しかも、この2項目は封印を切ることなく、新しいものに交換できるアイテムなので、今回のメルセデス勢のようにトークンは消化するが、ユニットを新しいものにする必要がない。

 テクニカルレギュレーションを見ると、点火装置の改良は1トークンが必要。一方、噴射装置の改良には2トークンが必要だと定められているため、どうやら今回メルセデスが改良してきたのは、噴射装置だと考えられる。もちろんユニットを新しくしなくとも、トークンを使用して改良できるパーツは他にもある。たとえば、燃料ポンプだ。実際イタリアのガゼッタ紙は「燃料ポンプ説」を唱えている。

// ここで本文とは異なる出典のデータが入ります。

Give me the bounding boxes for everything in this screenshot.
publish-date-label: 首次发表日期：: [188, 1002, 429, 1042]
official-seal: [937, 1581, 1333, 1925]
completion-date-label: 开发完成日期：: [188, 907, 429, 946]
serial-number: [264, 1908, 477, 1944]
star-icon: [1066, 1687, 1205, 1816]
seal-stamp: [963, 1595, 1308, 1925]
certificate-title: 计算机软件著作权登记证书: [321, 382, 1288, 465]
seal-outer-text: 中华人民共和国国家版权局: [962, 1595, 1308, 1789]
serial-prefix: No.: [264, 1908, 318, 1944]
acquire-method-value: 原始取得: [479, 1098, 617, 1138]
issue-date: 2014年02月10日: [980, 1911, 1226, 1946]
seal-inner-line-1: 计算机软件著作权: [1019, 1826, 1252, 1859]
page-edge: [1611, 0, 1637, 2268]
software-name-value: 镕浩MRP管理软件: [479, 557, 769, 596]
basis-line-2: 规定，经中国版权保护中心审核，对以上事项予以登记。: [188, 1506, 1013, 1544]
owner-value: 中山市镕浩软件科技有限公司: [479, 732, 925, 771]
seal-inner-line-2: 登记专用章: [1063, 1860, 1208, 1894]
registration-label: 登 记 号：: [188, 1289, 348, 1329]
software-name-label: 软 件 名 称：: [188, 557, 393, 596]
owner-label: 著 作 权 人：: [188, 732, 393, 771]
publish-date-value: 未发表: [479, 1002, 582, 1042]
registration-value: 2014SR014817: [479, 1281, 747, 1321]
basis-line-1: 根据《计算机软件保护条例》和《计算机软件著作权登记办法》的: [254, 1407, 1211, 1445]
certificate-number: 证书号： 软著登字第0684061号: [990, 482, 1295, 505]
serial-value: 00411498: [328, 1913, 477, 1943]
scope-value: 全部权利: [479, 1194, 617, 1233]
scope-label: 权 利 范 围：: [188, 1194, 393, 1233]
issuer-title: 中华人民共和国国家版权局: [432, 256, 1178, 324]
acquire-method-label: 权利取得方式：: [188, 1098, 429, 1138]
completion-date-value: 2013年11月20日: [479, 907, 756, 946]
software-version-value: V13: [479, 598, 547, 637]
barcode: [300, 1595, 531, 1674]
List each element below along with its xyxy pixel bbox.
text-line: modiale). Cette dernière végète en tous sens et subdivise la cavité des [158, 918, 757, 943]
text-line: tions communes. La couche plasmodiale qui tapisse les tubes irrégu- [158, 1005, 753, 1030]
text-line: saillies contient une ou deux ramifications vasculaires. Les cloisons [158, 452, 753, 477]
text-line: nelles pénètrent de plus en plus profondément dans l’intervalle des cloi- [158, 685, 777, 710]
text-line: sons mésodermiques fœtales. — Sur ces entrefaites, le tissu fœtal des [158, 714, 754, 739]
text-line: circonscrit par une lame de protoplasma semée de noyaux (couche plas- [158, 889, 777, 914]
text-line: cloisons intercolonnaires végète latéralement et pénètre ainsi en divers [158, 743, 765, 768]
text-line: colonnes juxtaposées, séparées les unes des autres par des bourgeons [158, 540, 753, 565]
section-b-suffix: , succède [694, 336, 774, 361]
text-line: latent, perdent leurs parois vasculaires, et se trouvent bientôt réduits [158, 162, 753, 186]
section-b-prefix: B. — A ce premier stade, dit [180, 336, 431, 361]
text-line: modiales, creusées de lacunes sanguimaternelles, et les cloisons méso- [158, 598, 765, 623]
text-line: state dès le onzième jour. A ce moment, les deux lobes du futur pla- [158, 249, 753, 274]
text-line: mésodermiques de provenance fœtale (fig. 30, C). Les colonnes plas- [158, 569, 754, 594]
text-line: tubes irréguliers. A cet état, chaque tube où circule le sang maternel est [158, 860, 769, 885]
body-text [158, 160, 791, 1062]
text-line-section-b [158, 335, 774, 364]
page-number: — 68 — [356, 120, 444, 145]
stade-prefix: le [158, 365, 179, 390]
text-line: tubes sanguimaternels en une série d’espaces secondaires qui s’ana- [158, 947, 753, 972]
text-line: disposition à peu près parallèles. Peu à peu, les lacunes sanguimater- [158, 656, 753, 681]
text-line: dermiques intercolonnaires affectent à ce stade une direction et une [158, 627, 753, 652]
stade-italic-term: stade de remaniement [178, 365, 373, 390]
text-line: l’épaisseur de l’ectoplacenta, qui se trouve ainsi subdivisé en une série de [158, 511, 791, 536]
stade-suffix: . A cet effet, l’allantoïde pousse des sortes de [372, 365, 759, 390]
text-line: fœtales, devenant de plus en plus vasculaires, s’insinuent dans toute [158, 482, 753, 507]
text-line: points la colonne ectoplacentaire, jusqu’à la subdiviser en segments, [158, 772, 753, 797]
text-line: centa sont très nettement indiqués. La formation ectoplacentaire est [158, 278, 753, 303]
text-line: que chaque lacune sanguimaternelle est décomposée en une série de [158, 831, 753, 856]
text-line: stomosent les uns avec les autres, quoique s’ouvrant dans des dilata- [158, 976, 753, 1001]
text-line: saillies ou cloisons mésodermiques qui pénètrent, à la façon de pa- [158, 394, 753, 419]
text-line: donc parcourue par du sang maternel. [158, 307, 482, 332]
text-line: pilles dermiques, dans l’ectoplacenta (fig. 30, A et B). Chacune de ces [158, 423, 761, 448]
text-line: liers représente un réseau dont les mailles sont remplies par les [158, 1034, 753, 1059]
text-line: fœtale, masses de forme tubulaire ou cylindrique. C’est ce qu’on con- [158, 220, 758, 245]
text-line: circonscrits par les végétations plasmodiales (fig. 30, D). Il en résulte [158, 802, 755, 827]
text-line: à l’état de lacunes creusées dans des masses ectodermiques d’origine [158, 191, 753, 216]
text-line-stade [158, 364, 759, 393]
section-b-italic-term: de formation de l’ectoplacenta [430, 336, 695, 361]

 しかし、あるパワーユニットマニュファラクチャーの関係者は「今回のメルセデスは燃料システムだけでなく、燃料も同時に改良してきたことを考えると、インジェクターを改良してきた可能性が高い」と分析している。現実問題として、燃料ポンブの改良にトークンを使用するとは考えにくいし、燃料を変える必要もない。こうした意見を総合すると、「インジェクター説」が有力だ。この予測が正しければ、メルセデスのセミHCCIシステムは、すでに第3段階に突入したことを意味する。成功すればライバルとのギャップが今後さらに広がる可能性も考えられる。